Llamaron a la puerta. El mismo tío Pedro salió a abrir y se encontró cara a cara con su compadre Vicentico.
-Buenos días, compadre. ¿Qué buen viento le trae a usted por aquí? ¿Qué se le ofrece a usted?
-Pues nada... Confío en su amistad de usted..., y espero...
-Desembuche usted, compadre.
-La verdad, yo he podado los olivos, tengo en mi olivar lo menos cinco cargas de leña que quiero traerme a casa y vengo a que me empreste usted su burro.
-¡Cuánto lo siento, compadre! Parece que el demonio lo hace. ¡Qué maldita casualidad! Esta mañana se fue mi chico a Córdoba, caballero en el burro. Hasta dentro de seis o siete días no volverá. Si no fuera por esto podría usted contar con el burro como si fuese suyo propio. Pero, ¡qué diablos!, el burro estará ya lo menos a cuatro leguas de aquí.

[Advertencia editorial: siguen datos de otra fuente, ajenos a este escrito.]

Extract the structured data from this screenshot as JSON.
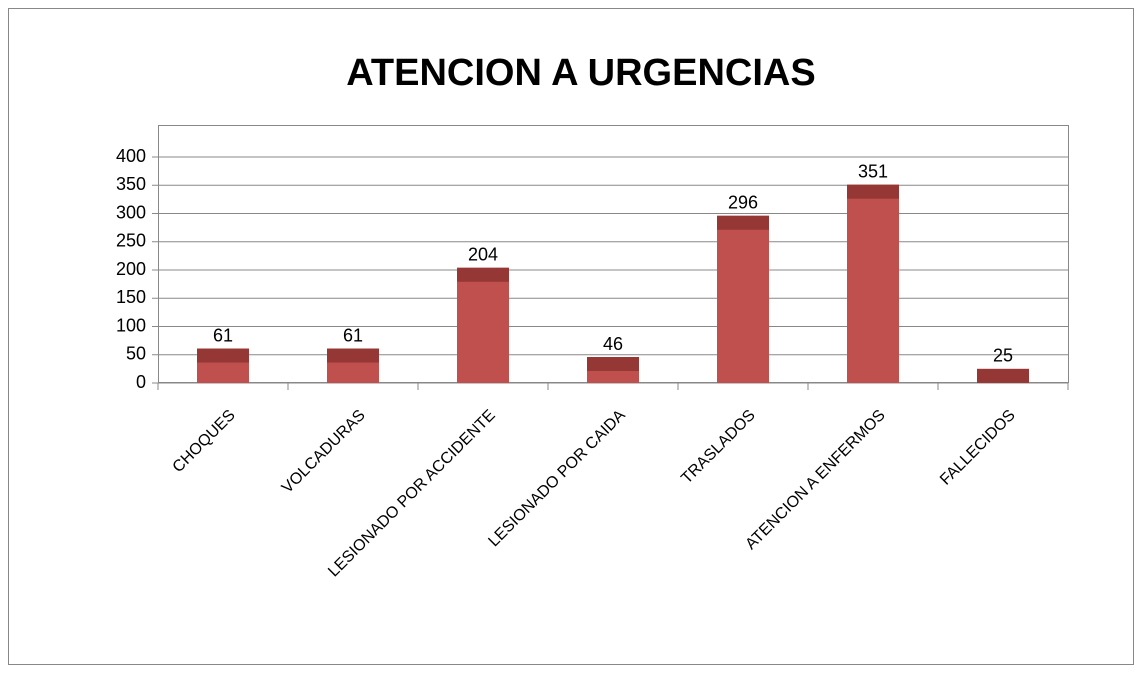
{
  "chart_data": {
    "type": "bar",
    "title": "ATENCION A URGENCIAS",
    "categories": [
      "CHOQUES",
      "VOLCADURAS",
      "LESIONADO POR ACCIDENTE",
      "LESIONADO POR CAIDA",
      "TRASLADOS",
      "ATENCION A ENFERMOS",
      "FALLECIDOS"
    ],
    "values": [
      61,
      61,
      204,
      46,
      296,
      351,
      25
    ],
    "color": "#c0504d",
    "ylim": [
      0,
      400
    ],
    "yticks": [
      0,
      50,
      100,
      150,
      200,
      250,
      300,
      350,
      400
    ],
    "grid": true
  }
}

El pícaro del burro, que estaba en la caballeriza, se puso entonces a rebuznar con grandes bríos.
El que le pedía prestado el burro dijo, con enojo:
-No creía yo, tío Pedro, que usted fuese tan cicatero que para no hacerme este pequeño servicio se valiese de un engaño. El burro está en casa.
-Oiga usted -replicó el tío Pedro-. Quien aquí debe enojarse soy yo.
-¿Y por qué el enojo?
-Porque usted me quita el crédito y se lo da al burro.